An unpleasant spectacle could often be rendered more congenial, by changing the frame of reference.
In the new format of the Economic Survey that precedes the Union Budget, the first volume sets out the philosophical foundations and the second goes into hard statistical analysis.
And the frame of reference, like last year's Survey, is subtly different.
It is no longer the Indian economy and its various stakeholders that are the subject, but the Indian economy in the global context.
The survey this year finds satisfaction in the aggregate rate of growth of the economy and looks ahead to a consolidation of the gains achieved through years of steadfast commitment to "reform".
It regrets that with all the political investment made to reform, the response on the ground has lagged, in part because the comfort zone still seems ample.
Crisis, it observes, is often a major driver of reform. It focuses minds and dissolves the obduracy of sectional interests standing in the way of the general good.
This is a rather curious note on which to introduce the year's economic progress report.
Once the veneer of good cheer is penetrated, it is a catalogue of crises on many dimensions.
For one thing, it records, the situation in agriculture has been dismal on account of two successive years of poor monsoons. This is only the fourth time in 115 years that such a misfortune has hit the Indian economy.
The specific years are not mentioned, but the last such instance was clearly in 1965-66. Those were two years of monsoon failure that knocked the entire Indian economic planning exercise off trajectory, leading to a long and fairly turbulent search for alternatives.
Another aspect in which the current conjuncture refers back to the mid-1960s is in being the first time since then that both exports and imports have fallen in aggregate value terms.

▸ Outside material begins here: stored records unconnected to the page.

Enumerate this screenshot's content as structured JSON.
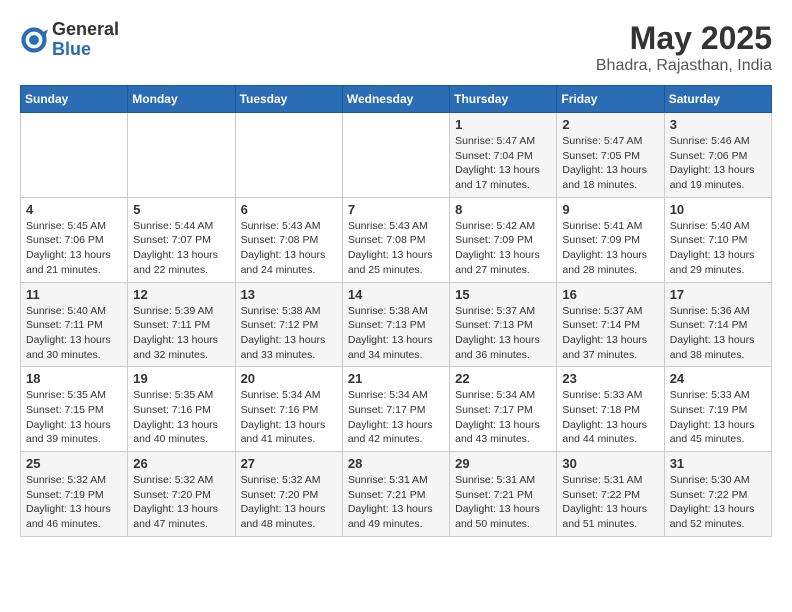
{
  "header": {
    "logo_general": "General",
    "logo_blue": "Blue",
    "month_year": "May 2025",
    "location": "Bhadra, Rajasthan, India"
  },
  "weekdays": [
    "Sunday",
    "Monday",
    "Tuesday",
    "Wednesday",
    "Thursday",
    "Friday",
    "Saturday"
  ],
  "weeks": [
    [
      {
        "day": "",
        "info": ""
      },
      {
        "day": "",
        "info": ""
      },
      {
        "day": "",
        "info": ""
      },
      {
        "day": "",
        "info": ""
      },
      {
        "day": "1",
        "info": "Sunrise: 5:47 AM\nSunset: 7:04 PM\nDaylight: 13 hours and 17 minutes."
      },
      {
        "day": "2",
        "info": "Sunrise: 5:47 AM\nSunset: 7:05 PM\nDaylight: 13 hours and 18 minutes."
      },
      {
        "day": "3",
        "info": "Sunrise: 5:46 AM\nSunset: 7:06 PM\nDaylight: 13 hours and 19 minutes."
      }
    ],
    [
      {
        "day": "4",
        "info": "Sunrise: 5:45 AM\nSunset: 7:06 PM\nDaylight: 13 hours and 21 minutes."
      },
      {
        "day": "5",
        "info": "Sunrise: 5:44 AM\nSunset: 7:07 PM\nDaylight: 13 hours and 22 minutes."
      },
      {
        "day": "6",
        "info": "Sunrise: 5:43 AM\nSunset: 7:08 PM\nDaylight: 13 hours and 24 minutes."
      },
      {
        "day": "7",
        "info": "Sunrise: 5:43 AM\nSunset: 7:08 PM\nDaylight: 13 hours and 25 minutes."
      },
      {
        "day": "8",
        "info": "Sunrise: 5:42 AM\nSunset: 7:09 PM\nDaylight: 13 hours and 27 minutes."
      },
      {
        "day": "9",
        "info": "Sunrise: 5:41 AM\nSunset: 7:09 PM\nDaylight: 13 hours and 28 minutes."
      },
      {
        "day": "10",
        "info": "Sunrise: 5:40 AM\nSunset: 7:10 PM\nDaylight: 13 hours and 29 minutes."
      }
    ],
    [
      {
        "day": "11",
        "info": "Sunrise: 5:40 AM\nSunset: 7:11 PM\nDaylight: 13 hours and 30 minutes."
      },
      {
        "day": "12",
        "info": "Sunrise: 5:39 AM\nSunset: 7:11 PM\nDaylight: 13 hours and 32 minutes."
      },
      {
        "day": "13",
        "info": "Sunrise: 5:38 AM\nSunset: 7:12 PM\nDaylight: 13 hours and 33 minutes."
      },
      {
        "day": "14",
        "info": "Sunrise: 5:38 AM\nSunset: 7:13 PM\nDaylight: 13 hours and 34 minutes."
      },
      {
        "day": "15",
        "info": "Sunrise: 5:37 AM\nSunset: 7:13 PM\nDaylight: 13 hours and 36 minutes."
      },
      {
        "day": "16",
        "info": "Sunrise: 5:37 AM\nSunset: 7:14 PM\nDaylight: 13 hours and 37 minutes."
      },
      {
        "day": "17",
        "info": "Sunrise: 5:36 AM\nSunset: 7:14 PM\nDaylight: 13 hours and 38 minutes."
      }
    ],
    [
      {
        "day": "18",
        "info": "Sunrise: 5:35 AM\nSunset: 7:15 PM\nDaylight: 13 hours and 39 minutes."
      },
      {
        "day": "19",
        "info": "Sunrise: 5:35 AM\nSunset: 7:16 PM\nDaylight: 13 hours and 40 minutes."
      },
      {
        "day": "20",
        "info": "Sunrise: 5:34 AM\nSunset: 7:16 PM\nDaylight: 13 hours and 41 minutes."
      },
      {
        "day": "21",
        "info": "Sunrise: 5:34 AM\nSunset: 7:17 PM\nDaylight: 13 hours and 42 minutes."
      },
      {
        "day": "22",
        "info": "Sunrise: 5:34 AM\nSunset: 7:17 PM\nDaylight: 13 hours and 43 minutes."
      },
      {
        "day": "23",
        "info": "Sunrise: 5:33 AM\nSunset: 7:18 PM\nDaylight: 13 hours and 44 minutes."
      },
      {
        "day": "24",
        "info": "Sunrise: 5:33 AM\nSunset: 7:19 PM\nDaylight: 13 hours and 45 minutes."
      }
    ],
    [
      {
        "day": "25",
        "info": "Sunrise: 5:32 AM\nSunset: 7:19 PM\nDaylight: 13 hours and 46 minutes."
      },
      {
        "day": "26",
        "info": "Sunrise: 5:32 AM\nSunset: 7:20 PM\nDaylight: 13 hours and 47 minutes."
      },
      {
        "day": "27",
        "info": "Sunrise: 5:32 AM\nSunset: 7:20 PM\nDaylight: 13 hours and 48 minutes."
      },
      {
        "day": "28",
        "info": "Sunrise: 5:31 AM\nSunset: 7:21 PM\nDaylight: 13 hours and 49 minutes."
      },
      {
        "day": "29",
        "info": "Sunrise: 5:31 AM\nSunset: 7:21 PM\nDaylight: 13 hours and 50 minutes."
      },
      {
        "day": "30",
        "info": "Sunrise: 5:31 AM\nSunset: 7:22 PM\nDaylight: 13 hours and 51 minutes."
      },
      {
        "day": "31",
        "info": "Sunrise: 5:30 AM\nSunset: 7:22 PM\nDaylight: 13 hours and 52 minutes."
      }
    ]
  ]
}
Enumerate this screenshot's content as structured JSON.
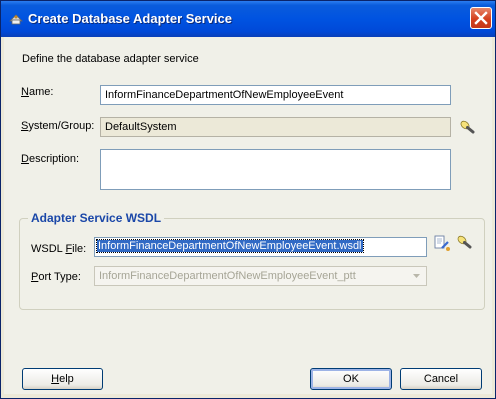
{
  "window": {
    "title": "Create Database Adapter Service"
  },
  "heading": "Define the database adapter service",
  "fields": {
    "name": {
      "label_mnemonic": "N",
      "label_rest": "ame:",
      "value": "InformFinanceDepartmentOfNewEmployeeEvent"
    },
    "system_group": {
      "label_mnemonic": "S",
      "label_rest": "ystem/Group:",
      "value": "DefaultSystem"
    },
    "description": {
      "label_mnemonic": "D",
      "label_rest": "escription:",
      "value": ""
    }
  },
  "wsdl_group": {
    "title": "Adapter Service WSDL",
    "wsdl_file": {
      "label_pre": "WSDL ",
      "label_mnemonic": "F",
      "label_rest": "ile:",
      "value": "InformFinanceDepartmentOfNewEmployeeEvent.wsdl"
    },
    "port_type": {
      "label_mnemonic": "P",
      "label_rest": "ort Type:",
      "value": "InformFinanceDepartmentOfNewEmployeeEvent_ptt"
    }
  },
  "buttons": {
    "help": {
      "mnemonic": "H",
      "rest": "elp"
    },
    "ok": "OK",
    "cancel": "Cancel"
  },
  "icons": {
    "title": "database-adapter-icon",
    "close": "close-icon",
    "browse": "flashlight-icon",
    "edit_wsdl": "wsdl-edit-icon"
  },
  "colors": {
    "title_bar": "#0053e1",
    "group_title": "#1a47a8",
    "selection": "#316ac5"
  }
}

The external trade scenario has been of little consequence in aggregate statistical terms, since the "wedge" between exports and imports has grown, which has meant that the foreign trade contribution to growth has been positive.
The Survey explains with the patience of a pedant that even in deficit, foreign trade could contribute to growth if the negative balance shrinks in relation to the previous year.
While industry has been no more than indifferent, services have grown buoyantly. The net in terms of growth has been positive. And this has been especially commendable because of the extremely hostile global environment.
India is now entwined more than ever before with the global economy. But the degree of autonomy presumably is sufficient for the country to take an independent path even in the face of overall adversity.
The burdens that the Indian economy carries are onerous. When global growth has slowed to 3.1% from 3.4%, India's has increased to 7.6% from 7.2%.
India is carrying a greater burden of responsibility for global economic well-being than before. But while pleading that it is not making an "advance apology", the Survey concedes that a sharp downturn internationally could seriously damage the country's prospects going forward.
India's economy today is more than at any time in the past, driven by private consumption. This has been according to advance estimates, the single-biggest contributor to growth over the current year.
It is worthwhile stepping back a moment to consider this aspect.
With agriculture registering paltry, if not negative, growth over two years, half the country's population has seemingly gone missing from the growth story - in terms both of their contribution as producers and as consumers.
Purchasing power has been under stress. The demographic basis of growth, in short, is perhaps becoming narrower as the reforms process proceeds.
Existing inequalities between the globalised metropolitan frontier and the rural agrarian sector have, in other words, perhaps accelerated over the year.
There is a formula that the Survey puts forward to break out of the impasse. This involves opening up the clogged arteries of the economy and getting the streams of production and investment flowing again.
Bank credit has stagnated, though the Survey is unsure if this is cause or consequence of growth. More than half the funds flow to the productive sectors comes from bank credit. And the turning off of this tap has been of serious negative consequence.
Till last year, bank credit was thought to be constrained by a multiplicity of regulatory norms.
The policy response was to relax some of the more stringent requirements on bank advances. But this year's experience has brought little reward.
The Survey concedes with some reluctance that corporate and bank balance sheets remain stressed. This seriously impedes any possibility of private investment picking up momentum.
A different antidote is called for which, the Survey suggests, may lie in broader changes in the regulatory policy regime.
The Indian economy, it notes, has moved from "socialism with restricted entry to 'marketism' with no exit".
This anomaly calls for correction, possibly by the enactment of a bankruptcy law.
Amid reports of severe debt-induced stress in the corporate sector, a bankruptcy law seems a policy imperative to loosen up large volumes of funds locked up in unproductive uses.
The need seems especially great in the country's infrastructure sectors: highways, airports and construction. But that, in turn, calls for a revaluation of the assets built up in these sectors.
And restoring them to realistic valuations could damage the balance sheets of banks heavily invested in them, shrinking the cushion they have for expanding credit still further.
A fiscal stimulus, drawing on sources that have not yet been tapped, could be the way out of this low-level equilibrium.
How the budget due on Monday will conjure up those resources remains to be seen.